The destruction, particuarly along the waterfront was astounding. Miles of beachfront homes, apartments and businesses were no longer there. Further inland were homes crumpled into piles of lumber, others with roofs torn off, windows blown out.

It wasn’t the wind, my partner says, but the tidal surge. I later hear a tale of a man who tried to ride out the store in his newly built mansion. He had to climb to the fourth floor, where in the middle of the howling a neighbors boat appeared, and he and his wife got in it, and when they rode out, they were above the telephone wires.

I have often fantasized that is I lived in a shore town, it would be interesting to ride out a storm, to say you had withstood a hurricane, but a force like this – my lord. I think of people whose houses exploded in the surge and of those farther inland that filled with water drowning them in a matter of minutes.

The remaining houses were spray painted with Xs by searchers, noting the time and what was found. If a number appeared under the X, it stood for the number of bodies found in the home's rubble. A medic found a regular patient, known and loved by the local crews, drowned in her home. That house got a "1" under the X. They took a house sign from her destroyed home and posted it back at their headquarters with a note in loving memory of the woman they all had cared for.

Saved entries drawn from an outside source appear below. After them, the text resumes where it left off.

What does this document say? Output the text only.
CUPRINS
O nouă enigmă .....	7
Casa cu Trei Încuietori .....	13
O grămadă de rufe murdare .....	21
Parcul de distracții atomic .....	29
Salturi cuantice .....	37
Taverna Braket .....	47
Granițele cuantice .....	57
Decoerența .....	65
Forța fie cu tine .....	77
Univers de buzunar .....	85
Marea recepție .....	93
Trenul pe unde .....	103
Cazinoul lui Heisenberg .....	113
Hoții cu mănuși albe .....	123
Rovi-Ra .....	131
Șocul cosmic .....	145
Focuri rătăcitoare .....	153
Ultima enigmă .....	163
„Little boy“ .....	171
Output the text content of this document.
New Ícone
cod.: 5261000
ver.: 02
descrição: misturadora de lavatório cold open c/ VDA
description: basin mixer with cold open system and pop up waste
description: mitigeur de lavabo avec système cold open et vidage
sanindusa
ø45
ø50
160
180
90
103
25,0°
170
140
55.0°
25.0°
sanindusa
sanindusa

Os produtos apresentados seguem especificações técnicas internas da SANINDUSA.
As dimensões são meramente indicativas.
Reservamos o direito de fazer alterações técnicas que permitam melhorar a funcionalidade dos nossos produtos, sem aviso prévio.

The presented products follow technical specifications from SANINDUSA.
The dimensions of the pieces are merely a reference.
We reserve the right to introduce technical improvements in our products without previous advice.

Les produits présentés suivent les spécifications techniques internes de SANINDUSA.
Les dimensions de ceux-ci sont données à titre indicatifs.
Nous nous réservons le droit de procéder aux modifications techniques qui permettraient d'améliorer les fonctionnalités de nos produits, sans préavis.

No one picture could describe the devestation. The lense isn't wide enough to encompass the breadth. What you need is a video camera, and a slow drive along the beach road, recording the miles of destruction. A casino was ripped in half, with one half ending up a half mile down the road in the middle of the street.



Giant hundred year old trees ripped out of the ground, crushing cars. Entire apartment complexes obilterated.



Where banks once stood were now only concrete slabs and the giant cement vaults. Nothing else. A church showing only its beams and steeple.



As we drove along the road, my local partner pointed out what was once there: a good place to get $1 breakfasts, a bar that people went to on Friday nights, an expensive condo complex, a historic home. All of it vanished.



In thinking about what kind of force could make that damage I thought of Robert Johnson's famous blues line. "A hellhound on my trail."




Back at the base, they have dinner for us. They have hired a chef from one of the destroyed casinos and his lasagna is fantastic. As other crews come in from the road, I learn it was a slow day all around. The local operation normally handles the area with 14 cars. They have had upwards of 40 on post storm. People are worried things will start to get busy as people with chronic diseases run out of their meds, and when rebuilders come in and start getting on roofs.

The schedule comes on. I’m on 9-2100, which will give me a chance to sleep until I wake up. I stay up watching the news on a TV with bad reception. The sports is all about college football. No baseball scores and only two NFL games.